Given the localized nature of the lesions in our patient and negative direct immunofluorescence studies, a diagnosis of coma blisters was made. Gentle wound care practices to the areas of denuded skin were implemented with complete resolution. The patient’s condition gradually improved, and she was extubated and discharged home.
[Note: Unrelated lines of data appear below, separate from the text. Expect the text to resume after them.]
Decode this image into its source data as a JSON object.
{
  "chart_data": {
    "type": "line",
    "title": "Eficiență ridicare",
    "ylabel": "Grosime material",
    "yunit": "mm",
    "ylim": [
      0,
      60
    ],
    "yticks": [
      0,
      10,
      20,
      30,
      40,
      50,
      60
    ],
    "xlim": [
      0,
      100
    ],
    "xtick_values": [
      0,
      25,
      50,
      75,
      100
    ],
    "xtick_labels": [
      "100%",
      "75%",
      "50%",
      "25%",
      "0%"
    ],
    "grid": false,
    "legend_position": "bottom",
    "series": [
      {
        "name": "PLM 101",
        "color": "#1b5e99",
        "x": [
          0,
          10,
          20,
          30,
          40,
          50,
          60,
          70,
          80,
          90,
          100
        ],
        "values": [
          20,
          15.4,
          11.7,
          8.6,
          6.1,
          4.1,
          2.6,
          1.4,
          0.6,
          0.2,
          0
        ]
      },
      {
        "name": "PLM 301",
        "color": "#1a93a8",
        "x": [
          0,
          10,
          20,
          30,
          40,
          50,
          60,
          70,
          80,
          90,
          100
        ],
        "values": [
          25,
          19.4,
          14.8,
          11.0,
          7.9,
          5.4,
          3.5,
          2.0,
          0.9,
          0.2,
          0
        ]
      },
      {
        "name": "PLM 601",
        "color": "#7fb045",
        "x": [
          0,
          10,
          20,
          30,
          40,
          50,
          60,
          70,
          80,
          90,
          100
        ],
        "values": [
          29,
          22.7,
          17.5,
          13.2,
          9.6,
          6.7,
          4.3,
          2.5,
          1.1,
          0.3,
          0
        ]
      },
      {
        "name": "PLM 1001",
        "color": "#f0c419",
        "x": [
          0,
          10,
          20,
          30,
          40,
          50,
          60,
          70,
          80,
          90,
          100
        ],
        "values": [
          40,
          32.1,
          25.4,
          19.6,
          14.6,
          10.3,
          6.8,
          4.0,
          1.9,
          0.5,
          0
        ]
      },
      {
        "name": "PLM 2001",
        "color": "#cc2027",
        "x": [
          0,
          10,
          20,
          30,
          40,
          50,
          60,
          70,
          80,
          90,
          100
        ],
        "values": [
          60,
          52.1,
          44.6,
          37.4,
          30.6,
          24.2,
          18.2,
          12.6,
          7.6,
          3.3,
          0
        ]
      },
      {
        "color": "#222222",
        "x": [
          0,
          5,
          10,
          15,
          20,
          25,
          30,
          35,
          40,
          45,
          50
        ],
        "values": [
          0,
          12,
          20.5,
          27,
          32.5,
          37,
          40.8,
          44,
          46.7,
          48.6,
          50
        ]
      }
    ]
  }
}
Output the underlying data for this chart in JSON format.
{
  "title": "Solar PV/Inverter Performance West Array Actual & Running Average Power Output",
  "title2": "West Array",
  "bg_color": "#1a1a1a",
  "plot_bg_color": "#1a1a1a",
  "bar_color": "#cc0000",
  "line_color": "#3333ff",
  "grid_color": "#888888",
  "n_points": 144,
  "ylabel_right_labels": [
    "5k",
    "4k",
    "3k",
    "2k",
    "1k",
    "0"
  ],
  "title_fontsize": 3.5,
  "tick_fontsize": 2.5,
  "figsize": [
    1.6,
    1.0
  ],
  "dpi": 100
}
Coma blisters are self-limited bullous lesions that have been reported in comatose patients as early as 1812 when Napoleon’s surgeon first noticed cutaneous blisters in comatose French soldiers being treated for carbon monoxide intoxication.2 Since then, barbiturate overdose has remained the most common association, but coma blisters have occurred in the absence of specific drug exposures. Clinically, erythematous or violaceous plaques typically appear within 24 hours of drug ingestion, and progression to large tense bullae usually occurs within 48 to 72 hours of unconsciousness.3 They characteristically occur in pressure-dependent areas, but reports have shown lesions in non–pressure-dependent areas, including the penis and mouth.1,4 Spontaneous resolution within 1 to 2 weeks is typical.5
The underlying pathogenesis remains controversial, as multiple mechanisms have been suggested, but clear causal evidence is lacking. The original proposition that direct effects of drug toxicity caused the cutaneous observations was later refuted after similar bullous lesions with eccrine gland necrosis were reported in comatose patients with neurologic conditions.6 It is largely accepted that pressure-induced local ischemia—proportional to the duration and amount of pressure—leads to tissue injury and is critical to the pathogenesis. During periods of ischemia, the most metabolically active tissues will undergo necrosis first; however, in eccrine glands, the earliest and most severe damage does not seem to occur in the most metabolically active cells.7 Additionally, this would not provide a viable explanation for coma blisters with eccrine gland necrosis developing in variable non–pressuredependent areas.
Moreover, drug- and non–drug-induced coma blisters can appear identically, but specific histopathologic differences have been reported. The most notable markers of non–drug-induced coma blisters are the absence of an inflammatory infiltrate in the epidermis and the presence of thrombosis in dermal vessels.8 Demonstration of necrotic changes in the secretory portion of the eccrine gland is considered the histopathologic hallmark for drug-induced coma blisters, but other findings can include subepidermal or intraepidermal bullae; perivascular infiltrates; and focal necrosis of the epidermis, dermis, subcutis, or epidermal appendages.6 Arteriolar wall necrosis and dermal inflammatory infiltrates also have been observed.7
Benzodiazepines have been widely prescribed and abused since their development, and overdose is much more common today than with barbiturates.9 Coma blisters rarely have been documented in the setting of isolated benzodiazepine overdose, and of the few cases, only one report implicated lorazepam as the causative agent.4,7 The characteristic finding of eccrine gland necrosis consistently was seen in our patient. This case not only emphasizes the need for greater awareness of the association between benzodiazepine overdose and coma blisters but also the importance of clinical context when considering diagnoses. It is essential to note that coma blisters themselves are nonspecific, and the diagnosis of drug-induced coma blisters warrants confirmatory toxicologic analysis.